As far as this offensive system goes, do you find it coming to you easier now? Is it second nature to you now that you’re in your second season in it?
“Honestly, I’m not even thinking at all,” he said. “If you’ve been in this offense two years and you’re thinking – you shouldn’t be here. Two years in this offense is just enough time, and it’s only going to get better as time goes on and we keep playing.”
You’ve been here long enough to know that Redskins teams in the past who turned the ball over twice early and got a field goal attempt blocked weren’t winning a game like this. What’s really going on around here now?
“Yup. With the old Redskins – even if this was us last year – I would have told you we’d lost,” Davis said. “But this is a different team now. We’ve got a different mentality now and we all believe. All of us are out there making plays – the receivers, the offensive line is blocking and Rex [Grossman] – everybody is doing what we’ve got to do. We’re not the same old Redskins.”
When did you first feel like something was really different this time around?
“Back in camp,” he said. “Everybody else might have been like ‘Yeah, you guys might win two lucky games’ or stuff like that, but to me, it just felt like in camp we told ourselves we ain’t gonna be the same old Redskins. We’ve been sticking to that. And if the defense lags on a series, then the offense has got to pick it up. If the offense messes up, then the defense has got to have our back. That’s the understanding we’ve got.”
You mentioned Rex Grossman earlier. What has he shown you since he was named the team’s starting quarterback?
“Rex has just been going out there and doing what he needs to do,” Davis said. “He’s being consistent and making plays. Even though there were a couple fluky bounces and interceptions – don’t look at that. Look at the fact that he’s standing tall in the pocket and getting the ball to everybody. He’s done a great job distributing it around.”
You and I have talked countless times since you came to town and you’ve always known you had the ability — you just needed the opportunity. Honestly, how good does this fast start feel?

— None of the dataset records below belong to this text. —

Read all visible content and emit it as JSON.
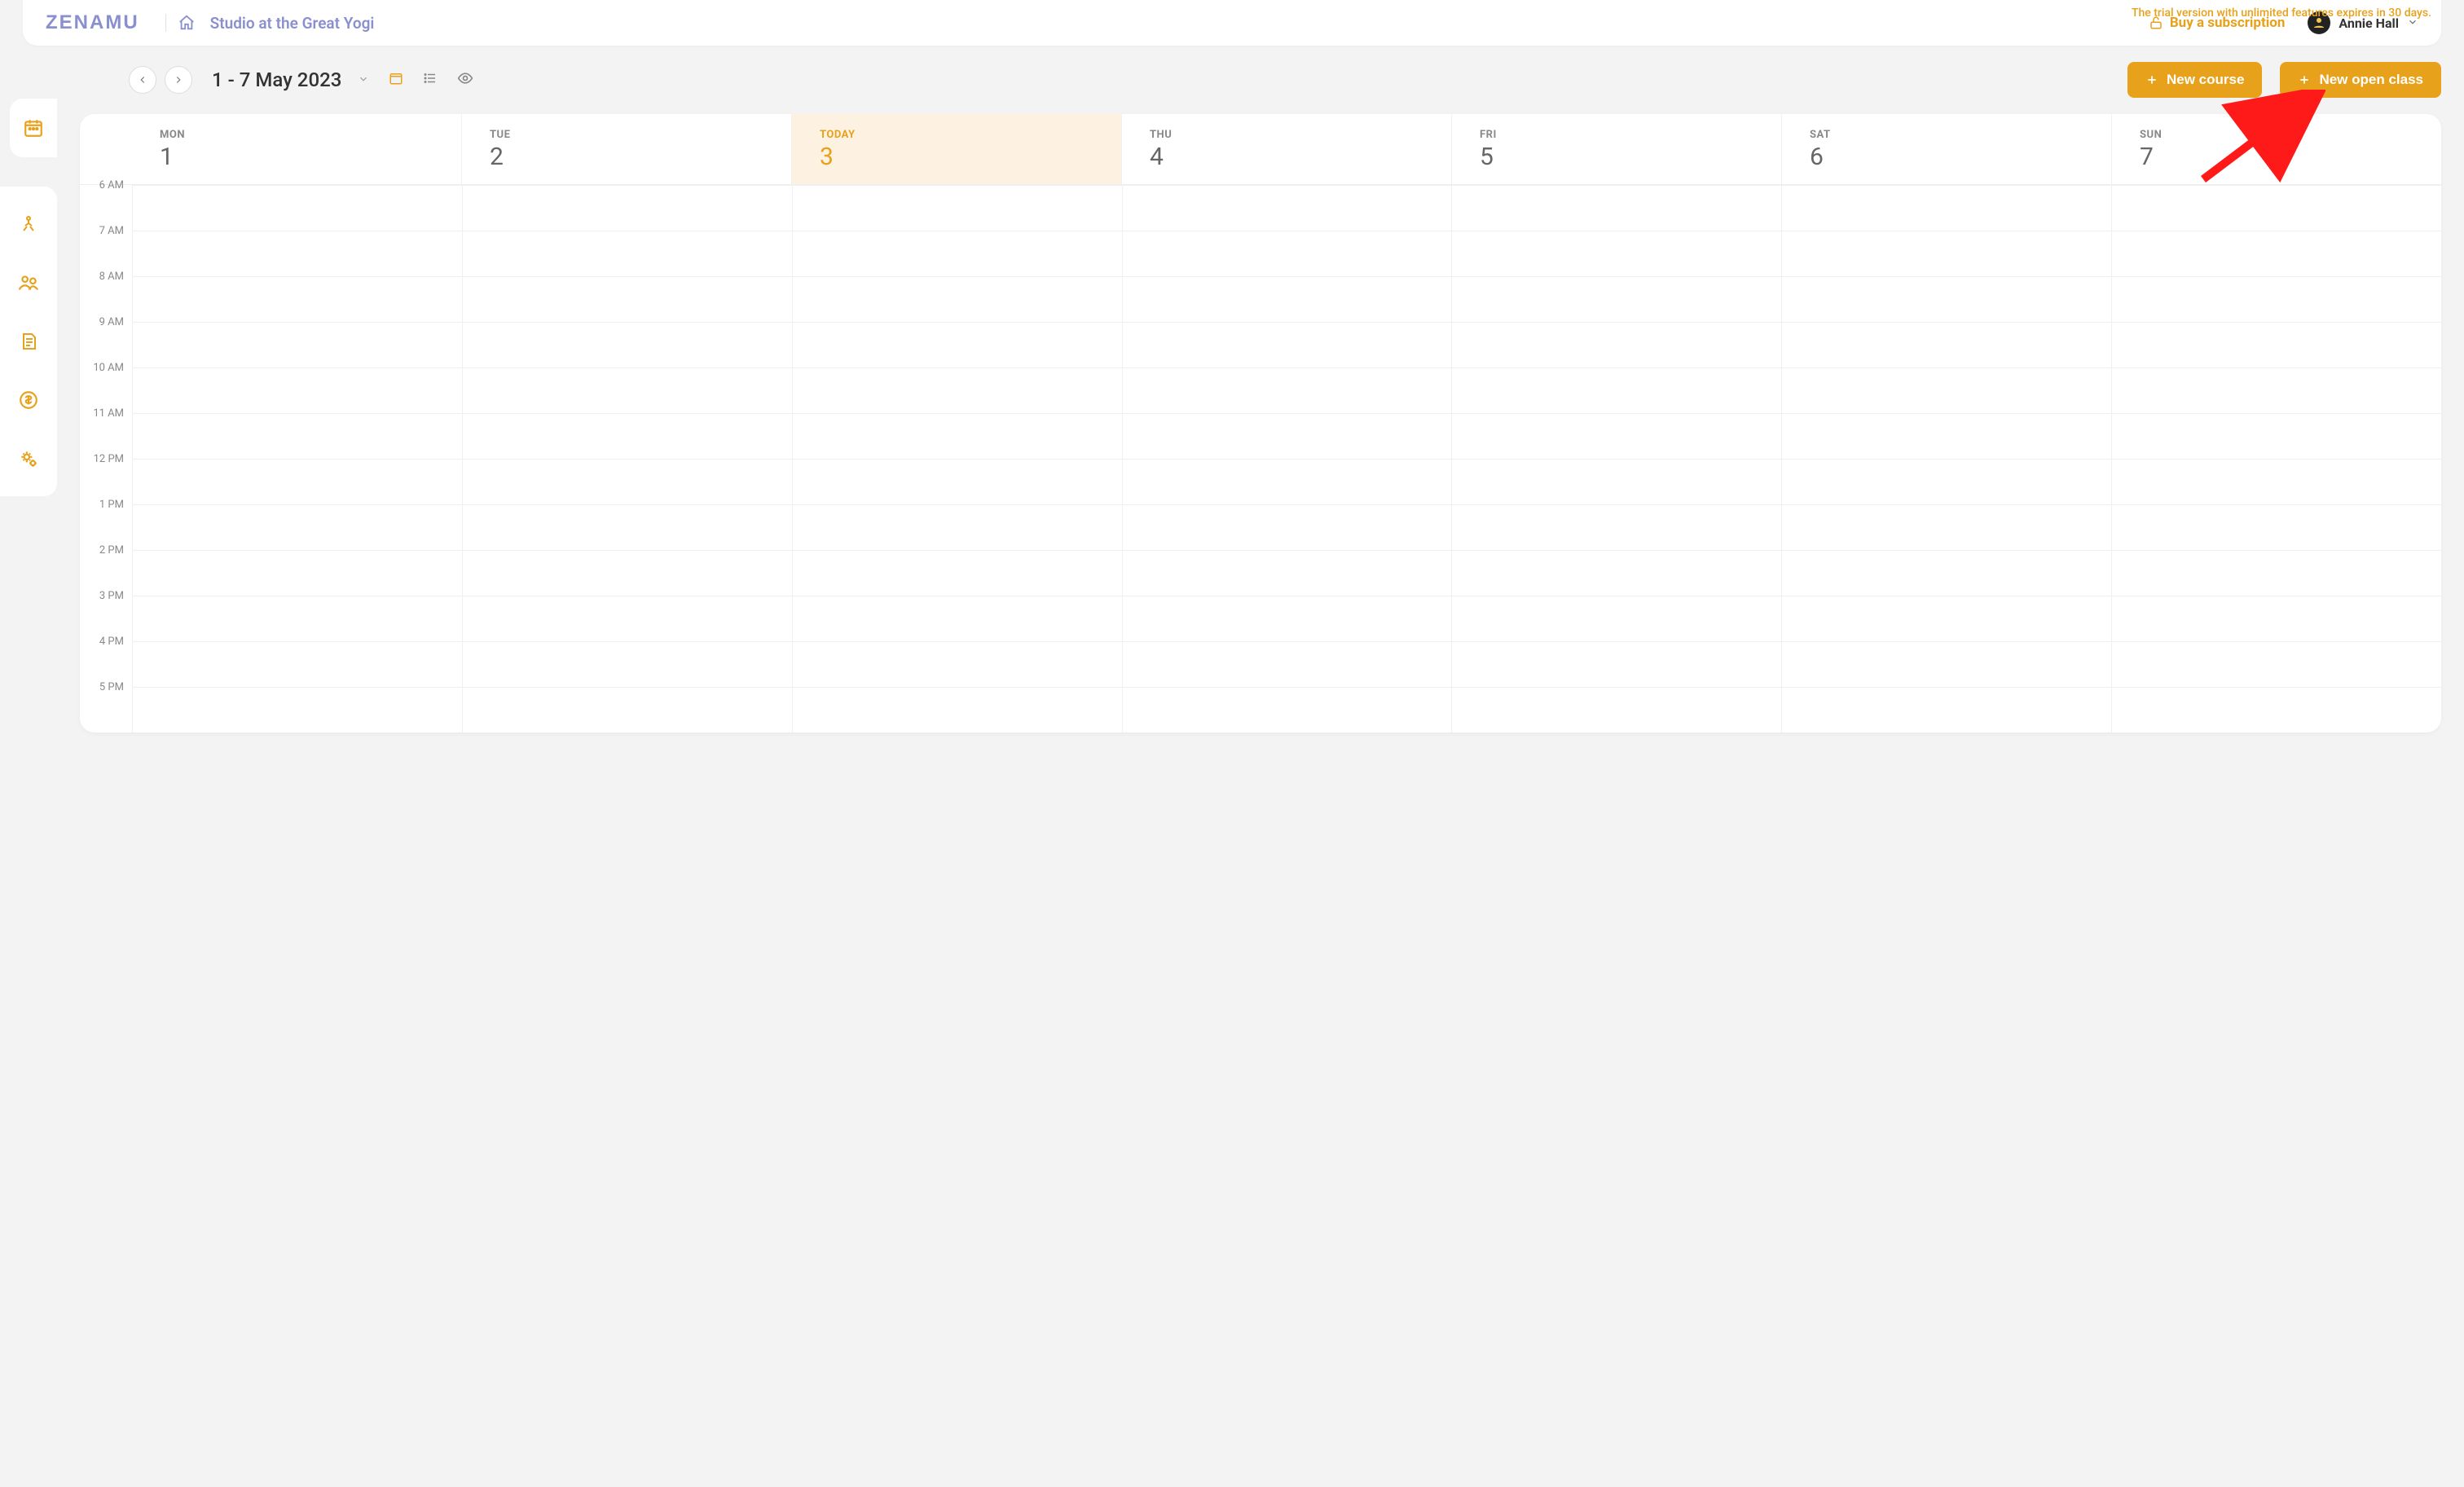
{
  "header": {
    "logo": "ZENAMU",
    "studio_name": "Studio at the Great Yogi",
    "trial_notice": "The trial version with unlimited features expires in 30 days.",
    "subscription_link": "Buy a subscription",
    "user_name": "Annie Hall"
  },
  "sidebar": {
    "icons": [
      "calendar",
      "yoga",
      "people",
      "notes",
      "money",
      "settings"
    ]
  },
  "toolbar": {
    "date_range": "1 - 7 May 2023",
    "new_course": "New course",
    "new_open_class": "New open class"
  },
  "calendar": {
    "days": [
      {
        "label": "MON",
        "num": "1",
        "today": false
      },
      {
        "label": "TUE",
        "num": "2",
        "today": false
      },
      {
        "label": "TODAY",
        "num": "3",
        "today": true
      },
      {
        "label": "THU",
        "num": "4",
        "today": false
      },
      {
        "label": "FRI",
        "num": "5",
        "today": false
      },
      {
        "label": "SAT",
        "num": "6",
        "today": false
      },
      {
        "label": "SUN",
        "num": "7",
        "today": false
      }
    ],
    "time_slots": [
      "6 AM",
      "7 AM",
      "8 AM",
      "9 AM",
      "10 AM",
      "11 AM",
      "12 PM",
      "1 PM",
      "2 PM",
      "3 PM",
      "4 PM",
      "5 PM"
    ]
  },
  "colors": {
    "accent": "#e8a11a",
    "brand": "#8a8fce"
  }
}
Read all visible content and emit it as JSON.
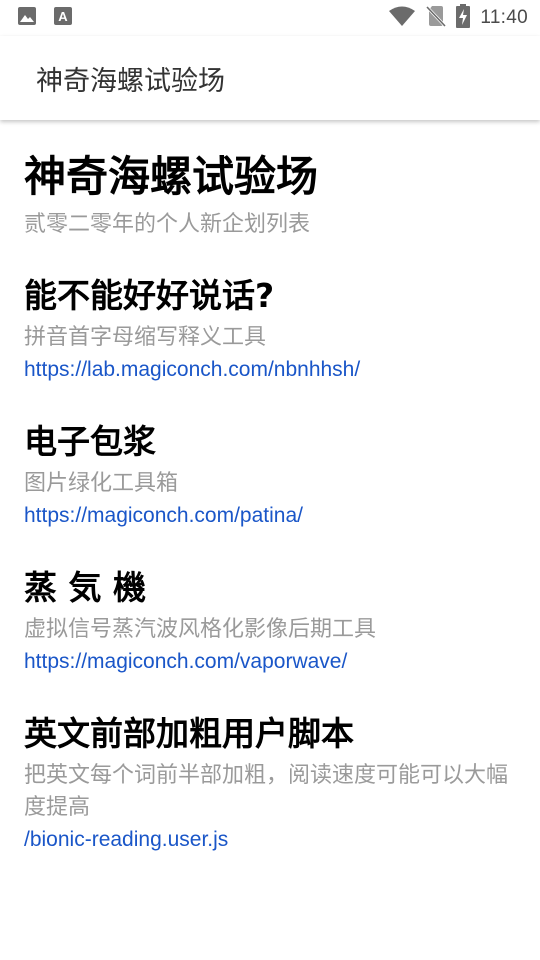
{
  "status_bar": {
    "time": "11:40",
    "icons": [
      "image-icon",
      "font-icon",
      "wifi-icon",
      "no-sim-icon",
      "battery-charging-icon"
    ]
  },
  "app_bar": {
    "title": "神奇海螺试验场"
  },
  "hero": {
    "title": "神奇海螺试验场",
    "subtitle": "贰零二零年的个人新企划列表"
  },
  "items": [
    {
      "title": "能不能好好说话?",
      "description": "拼音首字母缩写释义工具",
      "link": "https://lab.magiconch.com/nbnhhsh/"
    },
    {
      "title": "电子包浆",
      "description": "图片绿化工具箱",
      "link": "https://magiconch.com/patina/"
    },
    {
      "title": "蒸 気 機",
      "description": "虚拟信号蒸汽波风格化影像后期工具",
      "link": "https://magiconch.com/vaporwave/"
    },
    {
      "title": "英文前部加粗用户脚本",
      "description": "把英文每个词前半部加粗，阅读速度可能可以大幅度提高",
      "link": "/bionic-reading.user.js"
    }
  ],
  "colors": {
    "link": "#1a56c8",
    "muted_text": "#9a9a9a",
    "status_icon": "#6b6b6b"
  }
}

“You know how it is in this league, man,” he said. “When you get an opportunity, you’ve just got to take it. Some guys might have the talent, but by the time they get the opportunity they get so frustrated and they don’t do anything with it. You’ve just got to stay calm and remain patient. Somebody told me that a while back and I finally realized it for myself. Now, this is just the best situation I could be in.”
Since the day he came to town, Pro Bowler Chris Cooley has been the face of the Redskins offense. Coaches, coordinators and quarterbacks have come and gone, but Cooley has remained productive.
With the 29-year-old still trying to get back to 100 percent after a knee injury, the bulk of the load has been put on Davis.
Much like in 2009, when Cooley was out of the lineup for all but seven games, Davis has shown he can handle the additional workload.
Once Cooley fully recovers, it’ll fall on the Washington coaching staff to find ways to best utilize the two talented tight ends as often as possible.
Considering nine different receivers have already caught a pass through two games, it’s a safe bet both will see plenty of playing time all season long.
If that’s the case, this will definitely be a banner year for Davis – even if the so called “experts” never saw it coming.